User Approval Elevation
builtin-userapproval is an elevation plugin for commands that should require a human approval step instead of a personal MFA challenge. It is useful when a sensitive action should be approved by another trusted operator, such as a deploy, account change, firewall update, or credential rotation.
Use it when the question is:
- “Is this action important enough that another person should approve it?”
Do not use it as a substitute for base authorization. Authorization still decides whether the requester is allowed to ask for the action. Elevation adds a second confirmation step after that authorization succeeds.
How the Flow Works
When a command requires elevation and uses builtin-userapproval:
- Gopherbot finds the effective approver list for the current plugin.
- In strict mode, the requester is removed from that list.
- The requester chooses one remaining approver from a short lettered menu.
- The selected approver receives a direct yes/no prompt.
- If the approver replies
yesory, the protected command runs.
If the selected approver replies no, does not reply before the prompt times out, or there are no eligible approvers, elevation fails and the protected command does not run.
Strict Mode
Strict mode prevents self-approval. It is enabled by default.
With strict mode enabled, this configuration:
Config:
FallbackApprovers: [ alice, bob ]
means:
- if
alicerequests elevation, onlybobcan approve - if
bobrequests elevation, onlyalicecan approve - if
aliceis the only listed approver, Alice cannot approve herself and elevation fails
This is the safest default for most production robots.
Non-Strict Mode
Non-strict mode allows a listed approver to approve their own elevation automatically. This can be useful for small teams, break-glass commands, personal robots, development environments, or actions where the approver list is being used as a lightweight operator allow-list.

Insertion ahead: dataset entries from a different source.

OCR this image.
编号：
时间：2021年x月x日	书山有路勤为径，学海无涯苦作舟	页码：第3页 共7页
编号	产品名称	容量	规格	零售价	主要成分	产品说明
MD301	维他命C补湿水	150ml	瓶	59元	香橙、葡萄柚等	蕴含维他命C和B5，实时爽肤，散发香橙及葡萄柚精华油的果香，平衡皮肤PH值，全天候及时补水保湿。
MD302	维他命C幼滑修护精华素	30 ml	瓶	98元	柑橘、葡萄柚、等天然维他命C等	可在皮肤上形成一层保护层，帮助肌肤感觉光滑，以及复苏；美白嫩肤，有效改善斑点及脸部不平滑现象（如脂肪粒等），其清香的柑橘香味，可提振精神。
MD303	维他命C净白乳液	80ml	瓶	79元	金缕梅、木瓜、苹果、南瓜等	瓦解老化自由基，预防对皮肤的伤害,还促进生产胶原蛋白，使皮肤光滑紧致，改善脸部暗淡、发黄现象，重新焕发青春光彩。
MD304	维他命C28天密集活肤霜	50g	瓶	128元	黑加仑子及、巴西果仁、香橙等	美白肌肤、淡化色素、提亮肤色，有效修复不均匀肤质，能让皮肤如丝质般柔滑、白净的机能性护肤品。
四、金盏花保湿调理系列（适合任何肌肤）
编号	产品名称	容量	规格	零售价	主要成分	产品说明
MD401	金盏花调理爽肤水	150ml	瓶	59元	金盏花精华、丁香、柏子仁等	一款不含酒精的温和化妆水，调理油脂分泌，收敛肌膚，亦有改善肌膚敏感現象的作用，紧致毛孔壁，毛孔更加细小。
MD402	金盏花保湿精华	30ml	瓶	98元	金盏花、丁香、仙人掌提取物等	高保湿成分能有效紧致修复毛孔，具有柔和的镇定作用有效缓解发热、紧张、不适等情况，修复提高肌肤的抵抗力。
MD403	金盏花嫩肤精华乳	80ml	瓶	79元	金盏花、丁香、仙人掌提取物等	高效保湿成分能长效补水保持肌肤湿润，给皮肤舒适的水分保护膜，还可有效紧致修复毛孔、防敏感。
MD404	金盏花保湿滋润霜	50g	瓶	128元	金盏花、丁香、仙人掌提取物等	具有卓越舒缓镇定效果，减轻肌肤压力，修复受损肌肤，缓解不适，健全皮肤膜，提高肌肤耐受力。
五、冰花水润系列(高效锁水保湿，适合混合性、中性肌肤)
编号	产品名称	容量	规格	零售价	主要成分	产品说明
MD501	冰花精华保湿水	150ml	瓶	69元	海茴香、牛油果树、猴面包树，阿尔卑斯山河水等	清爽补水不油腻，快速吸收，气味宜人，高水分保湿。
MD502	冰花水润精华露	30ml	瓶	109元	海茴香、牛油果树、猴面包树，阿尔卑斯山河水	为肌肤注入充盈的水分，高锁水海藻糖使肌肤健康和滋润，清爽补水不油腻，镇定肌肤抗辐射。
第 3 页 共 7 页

To disable strict mode globally for this elevator:
Config:
DefaultStrict: false
FallbackApprovers: [ alice, bob ]
With that configuration, if alice requests an elevated command and alice is in the effective approver list, Gopherbot approves the elevation immediately.
If the requester is not in the effective approver list, the normal choose-an-approver flow still runs.
Configuration
Enable the elevator by setting it as the robot default:
DefaultElevator: builtin-userapproval
Then configure the built-in plugin in conf/plugins/builtin-userapproval.yaml:
ReplyMatchers:
- Label: approvalChoice
Regex: '[a-z]'
Config:
DefaultStrict: true
FallbackApprovers: [ david ]
PluginApprovers:
deploy:
Approvers: [ alice, bob, david ]
Strict: false
wireguard: [ alice, bob ]
FallbackApprovers is used when the current plugin is not listed under PluginApprovers.
PluginApprovers can use either form:
- list form:
wireguard: [ alice, bob ] - object form with a strict-mode override:
PluginApprovers:
deploy:
Approvers: [ alice, bob, david ]
Strict: false
The list form uses DefaultStrict. The object form can override strict mode for that plugin.
Protecting Commands
In the target plugin’s config, list the commands that require elevation:
ElevatedCommands:
- deploy
- rollback
Commands:
- Command: deploy
SimpleMatcher: "deploy <service:ident>"
- Command: rollback
SimpleMatcher: "rollback <service:ident>"
If the robot has DefaultElevator: builtin-userapproval, those commands use user approval automatically.
To use this elevator for one plugin only, set Elevator in that plugin config:
Elevator: builtin-userapproval
ElevatedCommands:
- rotate-key
Choosing Approvers
Approvers are canonical Gopherbot usernames, not Slack IDs, email addresses, SSH usernames, or connector-local IDs. The connector maps transport identity to the canonical username before authorization and elevation run.
Use names from UserRoster and AdminUsers, such as:
UserRoster:
- UserName: alice
UserID: U123
- UserName: bob
UserID: U456
Approver names are normalized by trimming whitespace and lowercasing before comparison.
Operational Notes
Keep approver lists small and intentional. The requester sees a single-letter menu, and the implementation supports up to 26 eligible approvers.
Prefer strict mode for production operations where a second person should really be involved. Use non-strict mode only when self-approval is an intentional policy choice.
For commands that return sensitive data, combine elevation with private-command policy. User approval controls whether the command may run; it does not automatically move the response into a direct message.